While Belgium has used blacklisting tactics to block almost 300 sites offering unlicensed gambling, new websites will continue to spring up and offer customers bonuses.

“The Gaming Commission is able to close down those operators, but they cannot close them down as fast as new ones pop up,” he continues. “They simply don’t have the resources.”

Murphy expresses a similar sentiment.

“We said pretty much immediately after the bonus ban that there was a plethora of illegal operators advertising their bonuses on digital channels,” he says. “Obviously by definition it’s hard to measure the level of illegal activity, but I would say that probably upwards of 30% of customers before the ban were coming on specifically because of bonuses and one would have to imagine that a lot of them have moved to illegal operators.

“The bonus ban has undoubtedly created something of a problem in that area.”

Leading channels

However, Venken argues that the rules have also allowed operators to be more creative in how they advertise.

“I think that, just because it’s limited, it doesn’t mean you can’t be creative,” he says. “They might reduce the type of marketing you can do but that just means you need to be even more creative.

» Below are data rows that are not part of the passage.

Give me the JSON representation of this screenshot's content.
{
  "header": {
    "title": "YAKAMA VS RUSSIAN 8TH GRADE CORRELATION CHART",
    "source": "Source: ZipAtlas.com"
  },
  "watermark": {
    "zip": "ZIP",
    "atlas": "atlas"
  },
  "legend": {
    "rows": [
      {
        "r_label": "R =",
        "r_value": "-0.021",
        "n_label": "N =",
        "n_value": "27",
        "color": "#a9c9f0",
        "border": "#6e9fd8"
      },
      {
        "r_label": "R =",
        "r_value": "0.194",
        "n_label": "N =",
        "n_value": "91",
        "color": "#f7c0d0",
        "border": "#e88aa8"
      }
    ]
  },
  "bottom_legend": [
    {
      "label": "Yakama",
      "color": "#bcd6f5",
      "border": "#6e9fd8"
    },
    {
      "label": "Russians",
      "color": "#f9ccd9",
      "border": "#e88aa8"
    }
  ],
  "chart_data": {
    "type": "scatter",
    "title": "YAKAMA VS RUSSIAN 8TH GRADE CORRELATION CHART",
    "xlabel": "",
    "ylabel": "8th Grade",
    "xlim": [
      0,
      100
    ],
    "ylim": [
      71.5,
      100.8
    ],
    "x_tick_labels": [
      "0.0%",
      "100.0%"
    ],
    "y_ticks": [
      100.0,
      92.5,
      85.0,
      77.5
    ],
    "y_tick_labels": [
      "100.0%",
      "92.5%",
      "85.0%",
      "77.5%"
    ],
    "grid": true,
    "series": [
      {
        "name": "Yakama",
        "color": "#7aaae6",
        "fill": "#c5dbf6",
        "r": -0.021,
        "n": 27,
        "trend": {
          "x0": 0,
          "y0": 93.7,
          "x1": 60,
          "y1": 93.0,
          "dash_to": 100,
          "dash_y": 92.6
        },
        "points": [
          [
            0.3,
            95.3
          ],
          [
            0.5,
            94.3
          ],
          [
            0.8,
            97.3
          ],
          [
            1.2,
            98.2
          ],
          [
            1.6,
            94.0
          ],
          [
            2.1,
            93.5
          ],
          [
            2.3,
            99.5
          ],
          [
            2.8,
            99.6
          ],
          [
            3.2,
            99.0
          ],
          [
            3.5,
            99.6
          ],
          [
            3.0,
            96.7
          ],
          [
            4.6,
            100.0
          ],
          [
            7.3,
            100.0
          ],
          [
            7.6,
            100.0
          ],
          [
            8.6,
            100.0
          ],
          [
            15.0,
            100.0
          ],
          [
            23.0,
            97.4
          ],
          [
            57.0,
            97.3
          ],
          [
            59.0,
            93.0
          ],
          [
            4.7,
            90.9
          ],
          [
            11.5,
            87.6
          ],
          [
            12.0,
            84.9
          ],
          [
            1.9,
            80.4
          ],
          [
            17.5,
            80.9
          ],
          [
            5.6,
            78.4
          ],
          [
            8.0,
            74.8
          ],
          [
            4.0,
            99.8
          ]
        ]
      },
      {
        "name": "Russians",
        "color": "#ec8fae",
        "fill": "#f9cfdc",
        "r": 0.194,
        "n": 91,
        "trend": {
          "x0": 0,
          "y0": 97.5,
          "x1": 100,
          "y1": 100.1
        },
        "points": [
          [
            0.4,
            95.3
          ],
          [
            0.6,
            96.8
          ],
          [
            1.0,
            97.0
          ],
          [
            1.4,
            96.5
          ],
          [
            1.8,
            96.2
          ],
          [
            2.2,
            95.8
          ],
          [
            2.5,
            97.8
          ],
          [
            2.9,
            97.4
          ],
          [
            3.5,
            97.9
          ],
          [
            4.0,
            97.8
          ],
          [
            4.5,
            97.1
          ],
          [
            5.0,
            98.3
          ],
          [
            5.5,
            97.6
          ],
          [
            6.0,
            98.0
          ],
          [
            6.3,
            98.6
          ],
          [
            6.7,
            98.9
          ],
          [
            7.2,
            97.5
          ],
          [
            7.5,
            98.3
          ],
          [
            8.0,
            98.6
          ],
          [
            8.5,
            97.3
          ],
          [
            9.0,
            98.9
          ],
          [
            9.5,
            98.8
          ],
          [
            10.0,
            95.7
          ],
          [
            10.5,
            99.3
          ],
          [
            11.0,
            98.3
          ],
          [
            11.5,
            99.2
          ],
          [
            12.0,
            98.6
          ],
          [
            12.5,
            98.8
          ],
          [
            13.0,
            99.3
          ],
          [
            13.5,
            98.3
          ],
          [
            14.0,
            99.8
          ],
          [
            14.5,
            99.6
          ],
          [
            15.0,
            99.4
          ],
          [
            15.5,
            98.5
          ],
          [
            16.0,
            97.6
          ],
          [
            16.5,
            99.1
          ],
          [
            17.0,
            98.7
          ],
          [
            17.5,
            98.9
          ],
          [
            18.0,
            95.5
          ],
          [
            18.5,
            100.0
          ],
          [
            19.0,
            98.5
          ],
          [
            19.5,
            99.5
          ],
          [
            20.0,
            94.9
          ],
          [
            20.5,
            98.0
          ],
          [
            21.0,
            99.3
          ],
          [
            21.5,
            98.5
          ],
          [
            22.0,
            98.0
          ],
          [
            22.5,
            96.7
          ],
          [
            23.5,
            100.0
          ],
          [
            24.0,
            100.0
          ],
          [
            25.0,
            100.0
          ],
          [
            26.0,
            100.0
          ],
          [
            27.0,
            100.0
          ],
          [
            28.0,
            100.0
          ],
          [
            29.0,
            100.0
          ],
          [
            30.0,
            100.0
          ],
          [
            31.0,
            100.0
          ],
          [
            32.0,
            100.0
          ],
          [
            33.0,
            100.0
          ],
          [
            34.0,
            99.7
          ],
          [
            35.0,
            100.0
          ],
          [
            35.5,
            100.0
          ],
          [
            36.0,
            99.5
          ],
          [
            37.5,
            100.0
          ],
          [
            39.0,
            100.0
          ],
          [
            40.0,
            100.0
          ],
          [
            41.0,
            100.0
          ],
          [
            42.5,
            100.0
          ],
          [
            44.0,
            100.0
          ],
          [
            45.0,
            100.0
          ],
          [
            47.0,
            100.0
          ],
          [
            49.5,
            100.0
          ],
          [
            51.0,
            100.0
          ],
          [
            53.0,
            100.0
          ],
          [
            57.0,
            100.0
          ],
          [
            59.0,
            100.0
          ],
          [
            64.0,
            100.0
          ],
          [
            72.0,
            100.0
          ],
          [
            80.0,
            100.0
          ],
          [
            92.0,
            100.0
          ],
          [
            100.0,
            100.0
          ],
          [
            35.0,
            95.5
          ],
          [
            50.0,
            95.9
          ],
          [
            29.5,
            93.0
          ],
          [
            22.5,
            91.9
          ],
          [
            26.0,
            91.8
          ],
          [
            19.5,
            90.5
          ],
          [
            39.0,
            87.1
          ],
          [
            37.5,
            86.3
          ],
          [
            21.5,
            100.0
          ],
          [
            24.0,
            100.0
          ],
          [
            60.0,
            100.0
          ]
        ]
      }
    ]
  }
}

It’s not that it’s not workable. So I do feel that by following the rules and even, yes, proposing more restrictions, that does actually help to make sure that there will be a legal offer so that we can keep advertising.

“So it’s just requiring us marketers to be a little bit more creative, a little more smart about how we approach things rather than simply blasting money and hoping for the best.”

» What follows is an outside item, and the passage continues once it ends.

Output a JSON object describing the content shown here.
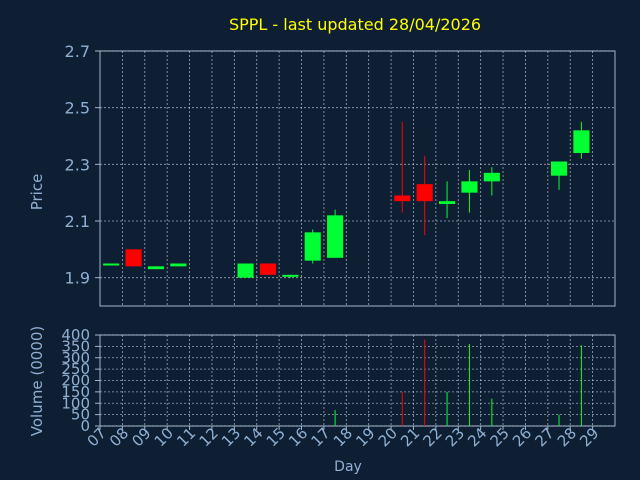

He says that the rules have naturally led to a change in the most popular techniques for marketing, with pay-per-click (PPC) ads among the main means of acquisition.

“If I look at our own marketing and that of our competitors, PPC is very big. Traditional affiliation used to be bigger, but with bonuses being illegal, affiliation – from a legal point of view – decreased a lot."

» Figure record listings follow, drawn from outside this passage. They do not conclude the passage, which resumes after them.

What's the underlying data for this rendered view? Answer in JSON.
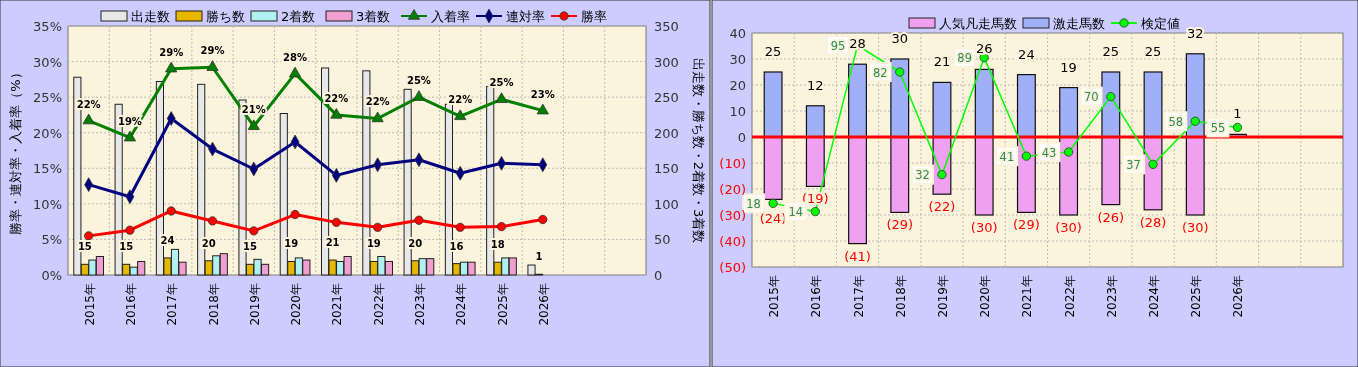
{
  "chart_data": [
    {
      "type": "bar",
      "categories": [
        "2015年",
        "2016年",
        "2017年",
        "2018年",
        "2019年",
        "2020年",
        "2021年",
        "2022年",
        "2023年",
        "2024年",
        "2025年",
        "2026年",
        null,
        null
      ],
      "ylabel": "勝率・連対率・入着率（%）",
      "y2label": "出走数・勝ち数・2着数・3着数",
      "ylim": [
        0,
        35
      ],
      "yticks": [
        {
          "value": 0,
          "label": "0%"
        },
        {
          "value": 5,
          "label": "5%"
        },
        {
          "value": 10,
          "label": "10%"
        },
        {
          "value": 15,
          "label": "15%"
        },
        {
          "value": 20,
          "label": "20%"
        },
        {
          "value": 25,
          "label": "25%"
        },
        {
          "value": 30,
          "label": "30%"
        },
        {
          "value": 35,
          "label": "35%"
        }
      ],
      "y2lim": [
        0,
        350
      ],
      "y2ticks": [
        0,
        50,
        100,
        150,
        200,
        250,
        300,
        350
      ],
      "grid": true,
      "legend": "top",
      "series": [
        {
          "name": "出走数",
          "axis": "y2",
          "color": "#e8e8e8",
          "values": [
            278,
            240,
            272,
            268,
            246,
            227,
            291,
            287,
            261,
            240,
            265,
            14,
            null,
            null
          ]
        },
        {
          "name": "勝ち数",
          "axis": "y2",
          "color": "#e6b800",
          "values": [
            15,
            15,
            24,
            20,
            15,
            19,
            21,
            19,
            20,
            16,
            18,
            1,
            null,
            null
          ],
          "value_labels": [
            "15",
            "15",
            "24",
            "20",
            "15",
            "19",
            "21",
            "19",
            "20",
            "16",
            "18",
            "1",
            null,
            null
          ]
        },
        {
          "name": "2着数",
          "axis": "y2",
          "color": "#b0f0f0",
          "values": [
            21,
            11,
            36,
            27,
            22,
            24,
            19,
            26,
            23,
            18,
            24,
            0,
            null,
            null
          ]
        },
        {
          "name": "3着数",
          "axis": "y2",
          "color": "#f0a0d0",
          "values": [
            26,
            19,
            18,
            30,
            15,
            21,
            26,
            19,
            23,
            18,
            24,
            0,
            null,
            null
          ]
        },
        {
          "name": "入着率",
          "type": "line",
          "axis": "y",
          "color": "#008000",
          "marker": "triangle",
          "values": [
            21.7,
            19.3,
            29.0,
            29.2,
            20.9,
            28.3,
            22.5,
            22.0,
            25.0,
            22.3,
            24.7,
            23.1,
            null,
            null
          ],
          "value_labels": [
            "22%",
            "19%",
            "29%",
            "29%",
            "21%",
            "28%",
            "22%",
            "22%",
            "25%",
            "22%",
            "25%",
            "23%",
            null,
            null
          ]
        },
        {
          "name": "連対率",
          "type": "line",
          "axis": "y",
          "color": "#000080",
          "marker": "diamond",
          "values": [
            12.7,
            11.0,
            22.0,
            17.7,
            14.9,
            18.7,
            14.0,
            15.5,
            16.2,
            14.3,
            15.7,
            15.5,
            null,
            null
          ]
        },
        {
          "name": "勝率",
          "type": "line",
          "axis": "y",
          "color": "#ff0000",
          "marker": "circle",
          "values": [
            5.5,
            6.3,
            9.0,
            7.6,
            6.2,
            8.5,
            7.4,
            6.7,
            7.7,
            6.7,
            6.8,
            7.8,
            null,
            null
          ]
        }
      ]
    },
    {
      "type": "bar",
      "stacked": true,
      "categories": [
        "2015年",
        "2016年",
        "2017年",
        "2018年",
        "2019年",
        "2020年",
        "2021年",
        "2022年",
        "2023年",
        "2024年",
        "2025年",
        "2026年",
        null,
        null
      ],
      "ylim": [
        -50,
        40
      ],
      "yticks": [
        {
          "value": -50,
          "label": "(50)"
        },
        {
          "value": -40,
          "label": "(40)"
        },
        {
          "value": -30,
          "label": "(30)"
        },
        {
          "value": -20,
          "label": "(20)"
        },
        {
          "value": -10,
          "label": "(10)"
        },
        0,
        10,
        20,
        30,
        40
      ],
      "y2lim": [
        -13,
        101
      ],
      "grid": true,
      "legend": "top",
      "ref_lines": [
        {
          "axis": "y",
          "value": 0,
          "color": "#ff0000"
        }
      ],
      "series": [
        {
          "name": "人気凡走馬数",
          "color": "#f0a0f0",
          "values": [
            -24,
            -19,
            -41,
            -29,
            -22,
            -30,
            -29,
            -30,
            -26,
            -28,
            -30,
            0,
            null,
            null
          ],
          "value_labels": [
            "(24)",
            "(19)",
            "(41)",
            "(29)",
            "(22)",
            "(30)",
            "(29)",
            "(30)",
            "(26)",
            "(28)",
            "(30)",
            null,
            null,
            null
          ]
        },
        {
          "name": "激走馬数",
          "color": "#a0b0f8",
          "values": [
            25,
            12,
            28,
            30,
            21,
            26,
            24,
            19,
            25,
            25,
            32,
            1,
            null,
            null
          ],
          "value_labels": [
            "25",
            "12",
            "28",
            "30",
            "21",
            "26",
            "24",
            "19",
            "25",
            "25",
            "32",
            "1",
            null,
            null
          ]
        },
        {
          "name": "検定値",
          "type": "line",
          "axis": "y2",
          "color": "#00ff00",
          "marker": "circle",
          "values": [
            18,
            14,
            95,
            82,
            32,
            89,
            41,
            43,
            70,
            37,
            58,
            55,
            null,
            null
          ],
          "data_labels": true
        }
      ]
    }
  ]
}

Murphy, however, notes that the most successful way operators have been able to attract new customers is simply from existing brand recognition, as ad limits have helped cement leading brands’ positions.

“The beneficiaries of these changes in the marketing landscape are naturally the stronger brands,” he says. “Affiliation as a channel is vastly diminished following the bonus ban, so direct traffic is probably the biggest channel for many operators.”

Where next?

Yet the question from Belgium will ultimately be if a co-operative approach can help protect the industry from further restrictions, or if the appetite from those who oppose the industry continues to grow.

Following court rulings on various aspects of the 2018 decree, lawmakers set to work on creating a new framework that could potentially include more restrictions.

Whether new rules will limit marketing activity further or – as Venken predicts – merely codify existing rules for BAGO members and media entities remains to be seen, but both express confidence in a measured approach.

“Politically Belgium is quite complex, with a rich tapestry of parties making up some fairly varied coalitions,” Murphy says. “So you’ve got a lot of politicians from different parties posing different solutions ranging from outright bans to more measured restrictions. So concretely it’s very difficult to tell right now what might change.

“But the government and the Gaming Commission understand the channelisation issue, and they understand that legal operators operate as responsible operators should. I’d be fairly hopeful that a responsible and measured outlook will prevail.”

Venken argues that working with those who wish to see less advertising is the only viable path to protecting marketing channels.

“If you compare the alcohol sector and smoking, one has been working with regulators to see what they can do, while the other is completely out of the marketing sphere,” he says.

“What is important to us is that we keep promoting responsible gambling so that we can keep on growing in a responsible, healthy and sustainable way. It’s important for responsible gaming operators that we present ourselves as such and work with the regulator to avoid further marginalising the perception of the sector.”